The nearby residence camera and the mic audio
Two further threads feed the cover-up framing. First, a nearby home's floodlight-and-camera unit was reportedly removed via ladder — proponents ask who took down a private residence's camera and why. Second, Kirk was wearing a RØDE Wireless PRO transmitter that, per the manufacturer's specs cited in circulating posts, records 32-bit audio internally on the device itself and "could only be turned off remotely." Commentators (naming Farnsworth and Goldsberry) ask publicly: "where's Charlie's audio from that day?" — arguing that internal recording could confirm or refute a blast versus a rifle report.
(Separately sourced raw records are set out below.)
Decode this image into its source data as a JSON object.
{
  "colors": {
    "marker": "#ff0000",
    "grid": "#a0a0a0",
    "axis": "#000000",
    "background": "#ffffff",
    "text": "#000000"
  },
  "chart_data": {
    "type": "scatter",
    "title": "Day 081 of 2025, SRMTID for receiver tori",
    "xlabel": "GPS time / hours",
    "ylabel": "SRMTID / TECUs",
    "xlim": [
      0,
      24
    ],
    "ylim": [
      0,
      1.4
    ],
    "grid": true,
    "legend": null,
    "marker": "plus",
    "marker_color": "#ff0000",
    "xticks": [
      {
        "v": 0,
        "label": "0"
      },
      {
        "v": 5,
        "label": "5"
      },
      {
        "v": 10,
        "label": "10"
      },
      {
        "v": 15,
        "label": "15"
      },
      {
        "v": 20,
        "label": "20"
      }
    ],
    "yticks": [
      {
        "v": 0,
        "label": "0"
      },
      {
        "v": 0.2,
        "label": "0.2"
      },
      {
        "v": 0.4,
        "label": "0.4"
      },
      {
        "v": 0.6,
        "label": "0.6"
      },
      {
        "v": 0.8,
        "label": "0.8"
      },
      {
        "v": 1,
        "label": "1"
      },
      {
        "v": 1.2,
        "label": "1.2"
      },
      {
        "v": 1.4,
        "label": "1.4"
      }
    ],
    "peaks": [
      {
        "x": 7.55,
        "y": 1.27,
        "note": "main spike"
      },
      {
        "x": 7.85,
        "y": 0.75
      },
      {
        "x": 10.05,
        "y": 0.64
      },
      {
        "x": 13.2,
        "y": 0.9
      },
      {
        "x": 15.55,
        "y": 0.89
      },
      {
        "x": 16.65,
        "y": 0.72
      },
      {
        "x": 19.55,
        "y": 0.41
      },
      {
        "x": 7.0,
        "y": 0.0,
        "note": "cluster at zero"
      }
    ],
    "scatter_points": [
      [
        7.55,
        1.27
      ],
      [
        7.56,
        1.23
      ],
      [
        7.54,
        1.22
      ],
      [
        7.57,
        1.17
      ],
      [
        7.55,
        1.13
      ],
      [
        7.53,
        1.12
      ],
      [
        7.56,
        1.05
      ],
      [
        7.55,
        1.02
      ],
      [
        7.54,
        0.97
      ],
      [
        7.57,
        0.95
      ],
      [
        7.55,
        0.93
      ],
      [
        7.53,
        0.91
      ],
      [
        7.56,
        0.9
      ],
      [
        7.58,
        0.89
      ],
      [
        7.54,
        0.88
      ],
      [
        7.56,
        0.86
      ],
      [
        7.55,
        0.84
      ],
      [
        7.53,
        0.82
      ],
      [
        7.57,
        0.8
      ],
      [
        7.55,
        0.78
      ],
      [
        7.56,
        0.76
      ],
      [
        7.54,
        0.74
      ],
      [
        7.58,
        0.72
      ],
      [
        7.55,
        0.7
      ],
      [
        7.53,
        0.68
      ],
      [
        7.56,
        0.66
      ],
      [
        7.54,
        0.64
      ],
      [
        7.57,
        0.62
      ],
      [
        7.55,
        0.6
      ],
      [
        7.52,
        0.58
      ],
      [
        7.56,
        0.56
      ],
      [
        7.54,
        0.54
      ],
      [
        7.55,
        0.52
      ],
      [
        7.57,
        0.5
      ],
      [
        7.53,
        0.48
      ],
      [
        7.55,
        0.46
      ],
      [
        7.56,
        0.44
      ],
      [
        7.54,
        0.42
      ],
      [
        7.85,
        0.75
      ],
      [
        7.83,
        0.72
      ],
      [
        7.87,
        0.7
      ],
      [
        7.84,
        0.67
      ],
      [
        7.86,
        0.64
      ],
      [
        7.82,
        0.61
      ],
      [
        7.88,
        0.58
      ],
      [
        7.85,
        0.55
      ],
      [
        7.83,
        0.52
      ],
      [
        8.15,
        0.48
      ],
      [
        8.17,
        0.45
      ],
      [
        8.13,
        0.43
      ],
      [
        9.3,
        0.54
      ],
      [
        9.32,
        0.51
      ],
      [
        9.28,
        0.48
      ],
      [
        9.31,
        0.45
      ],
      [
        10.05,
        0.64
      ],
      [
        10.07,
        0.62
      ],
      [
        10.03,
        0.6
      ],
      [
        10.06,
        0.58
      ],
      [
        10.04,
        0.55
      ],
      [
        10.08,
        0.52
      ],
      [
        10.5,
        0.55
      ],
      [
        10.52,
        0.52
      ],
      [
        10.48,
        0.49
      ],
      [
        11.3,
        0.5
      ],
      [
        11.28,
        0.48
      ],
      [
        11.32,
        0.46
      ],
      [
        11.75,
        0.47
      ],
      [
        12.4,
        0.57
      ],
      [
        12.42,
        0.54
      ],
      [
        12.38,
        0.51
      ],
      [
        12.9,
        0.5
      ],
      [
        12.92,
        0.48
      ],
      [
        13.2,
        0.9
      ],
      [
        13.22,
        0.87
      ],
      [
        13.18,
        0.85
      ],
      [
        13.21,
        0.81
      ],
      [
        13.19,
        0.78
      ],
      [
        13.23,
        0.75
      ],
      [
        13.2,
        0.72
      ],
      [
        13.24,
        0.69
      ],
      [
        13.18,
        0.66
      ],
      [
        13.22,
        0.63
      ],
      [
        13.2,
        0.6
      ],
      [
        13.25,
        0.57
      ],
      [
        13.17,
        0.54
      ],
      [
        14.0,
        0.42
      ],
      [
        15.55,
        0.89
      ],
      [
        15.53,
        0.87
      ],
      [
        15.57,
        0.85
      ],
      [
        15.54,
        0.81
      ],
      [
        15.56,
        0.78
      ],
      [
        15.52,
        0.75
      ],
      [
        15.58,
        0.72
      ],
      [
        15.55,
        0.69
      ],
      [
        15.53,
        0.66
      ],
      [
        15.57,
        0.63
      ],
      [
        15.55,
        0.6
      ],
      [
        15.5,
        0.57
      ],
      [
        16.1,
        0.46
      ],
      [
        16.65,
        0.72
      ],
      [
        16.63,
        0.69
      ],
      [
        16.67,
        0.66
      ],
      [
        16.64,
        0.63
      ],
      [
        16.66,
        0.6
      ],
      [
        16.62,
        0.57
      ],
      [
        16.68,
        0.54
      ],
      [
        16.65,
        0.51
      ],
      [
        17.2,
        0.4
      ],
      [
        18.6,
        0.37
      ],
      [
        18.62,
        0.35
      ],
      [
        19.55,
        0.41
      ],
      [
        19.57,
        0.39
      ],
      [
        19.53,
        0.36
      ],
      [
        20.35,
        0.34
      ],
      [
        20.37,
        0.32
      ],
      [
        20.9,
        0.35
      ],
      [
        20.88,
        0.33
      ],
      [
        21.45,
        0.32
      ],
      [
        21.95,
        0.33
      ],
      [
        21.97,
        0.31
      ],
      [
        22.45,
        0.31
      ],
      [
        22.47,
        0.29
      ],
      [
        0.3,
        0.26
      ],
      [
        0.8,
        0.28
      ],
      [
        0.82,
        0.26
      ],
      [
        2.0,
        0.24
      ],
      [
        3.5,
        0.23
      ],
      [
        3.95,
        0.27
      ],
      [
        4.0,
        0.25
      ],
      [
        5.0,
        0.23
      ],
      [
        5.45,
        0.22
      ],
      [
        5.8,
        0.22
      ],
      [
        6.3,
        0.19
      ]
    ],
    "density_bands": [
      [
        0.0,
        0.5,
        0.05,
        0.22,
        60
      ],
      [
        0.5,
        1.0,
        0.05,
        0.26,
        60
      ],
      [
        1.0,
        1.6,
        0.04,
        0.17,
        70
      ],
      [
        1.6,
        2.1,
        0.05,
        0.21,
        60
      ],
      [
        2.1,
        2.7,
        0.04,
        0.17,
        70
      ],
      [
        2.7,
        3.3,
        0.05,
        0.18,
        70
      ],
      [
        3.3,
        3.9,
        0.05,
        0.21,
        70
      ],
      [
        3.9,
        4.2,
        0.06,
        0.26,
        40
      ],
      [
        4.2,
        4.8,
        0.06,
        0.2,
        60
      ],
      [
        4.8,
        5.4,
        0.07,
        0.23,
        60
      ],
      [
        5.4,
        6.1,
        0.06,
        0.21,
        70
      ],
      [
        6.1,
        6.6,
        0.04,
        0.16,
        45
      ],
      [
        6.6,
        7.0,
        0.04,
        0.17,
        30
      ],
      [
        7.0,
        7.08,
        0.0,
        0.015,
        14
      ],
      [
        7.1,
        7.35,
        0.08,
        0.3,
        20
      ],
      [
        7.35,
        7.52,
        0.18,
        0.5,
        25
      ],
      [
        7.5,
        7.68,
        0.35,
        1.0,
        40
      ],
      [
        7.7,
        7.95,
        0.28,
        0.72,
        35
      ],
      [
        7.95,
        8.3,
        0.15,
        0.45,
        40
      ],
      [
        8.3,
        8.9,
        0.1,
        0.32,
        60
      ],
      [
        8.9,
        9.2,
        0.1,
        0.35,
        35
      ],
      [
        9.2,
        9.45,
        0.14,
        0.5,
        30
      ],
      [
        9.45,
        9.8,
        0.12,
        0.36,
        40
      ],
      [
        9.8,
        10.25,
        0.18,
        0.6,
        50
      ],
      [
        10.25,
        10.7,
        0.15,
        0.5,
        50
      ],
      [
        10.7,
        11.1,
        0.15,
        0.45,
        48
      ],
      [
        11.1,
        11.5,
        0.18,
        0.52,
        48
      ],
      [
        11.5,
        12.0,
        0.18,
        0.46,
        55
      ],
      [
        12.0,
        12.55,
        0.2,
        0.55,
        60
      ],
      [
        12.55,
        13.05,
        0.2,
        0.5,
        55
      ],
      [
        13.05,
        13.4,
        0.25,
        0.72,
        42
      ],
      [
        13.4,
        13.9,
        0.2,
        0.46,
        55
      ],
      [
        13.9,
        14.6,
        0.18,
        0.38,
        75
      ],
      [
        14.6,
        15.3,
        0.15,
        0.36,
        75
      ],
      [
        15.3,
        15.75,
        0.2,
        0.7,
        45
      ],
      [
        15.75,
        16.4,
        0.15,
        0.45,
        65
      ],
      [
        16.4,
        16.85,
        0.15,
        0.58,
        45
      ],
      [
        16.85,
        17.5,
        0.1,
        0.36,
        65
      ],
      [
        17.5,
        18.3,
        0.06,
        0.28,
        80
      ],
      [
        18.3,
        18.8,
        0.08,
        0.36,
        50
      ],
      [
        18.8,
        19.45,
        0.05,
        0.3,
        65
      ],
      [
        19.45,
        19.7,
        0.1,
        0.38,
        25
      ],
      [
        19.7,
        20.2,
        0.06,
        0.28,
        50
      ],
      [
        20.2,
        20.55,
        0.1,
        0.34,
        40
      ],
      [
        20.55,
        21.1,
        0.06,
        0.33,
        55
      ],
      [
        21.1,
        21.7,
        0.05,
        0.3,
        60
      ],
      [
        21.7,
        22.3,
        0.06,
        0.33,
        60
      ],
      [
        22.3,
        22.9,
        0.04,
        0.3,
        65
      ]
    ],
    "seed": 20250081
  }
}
They also note that Mikey McCoy reportedly filmed a close-up of Kirk being mic'd up and ask, "where's that video?" See the SUV transporting Charlie page for the related debris and mic claims.
Why it matters
If AV staff removed recording media before officers established a chain of custody, the most direct visual and audio record of the shooting would have passed through private hands before any evidence seal. That is the reason the episode is catalogued here under Cover Up (Possible) — as an unresolved question about who controlled the footage and audio in the first minutes, not as a proven act of tampering.
Counterarguments, skepticism, and innocent explanations
There are ordinary, lawful explanations for the same facts, and they should be weighed seriously:
- Police-directed removal. TPUSA has reportedly said that officers instructed staff to secure equipment, which would make the handling lawful and directed rather than a private seizure.
- Theft prevention. In a chaotic, panicked crowd, grabbing small removable media and expensive gear can be a routine reflex to prevent loss or theft, not concealment.
- Ordinary chaotic-scene behavior. People who work an event will instinctively move to their own equipment; that is not, by itself, evidence of a plan.
- Presumption of innocence. Terryl/Terrell Farnsworth, Phillip Goldsberry Jr., Mikey McCoy, and every other named individual are living private persons, charged with nothing, and are presumed innocent. TPUSA is a living organization and has offered lawful explanations. Nothing here is a finding of wrongdoing, and Tyler Robinson is charged, not convicted.
Sources
- Statements attributed to Candace Owens on the SD-card handling ("grabbed that camera's SD card ... left the camera, which is more expensive"; "the executive who took the video SD card had never been to a University event before or after"), as captured in mid-2026 research.
- Circulating X accounts on the rear camera's chip removal within about five minutes — @blesamerica, @Uncommonsince76, @sj27426.
- Rob O'Neill and Brig. Gen. Blaine Holt, NEWSMAX panel (@RobFinnertyUSA / @NEWSMAX), on responders "getting sim cards out of cameras, removing cameras."
- RØDE Wireless PRO specification claims circulating on X: internal 32-bit recording that "could only be turned off remotely"; open questions on Charlie's audio directed at Phillip Goldsberry and Terryl Farnsworth, and on Mikey McCoy's reported mic-up close-up.
- Commentary naming a brown-shirted figure ("Rick Cutler") taking down the camera behind Charlie after a reported "mechanical issue" (unverified social-media identification).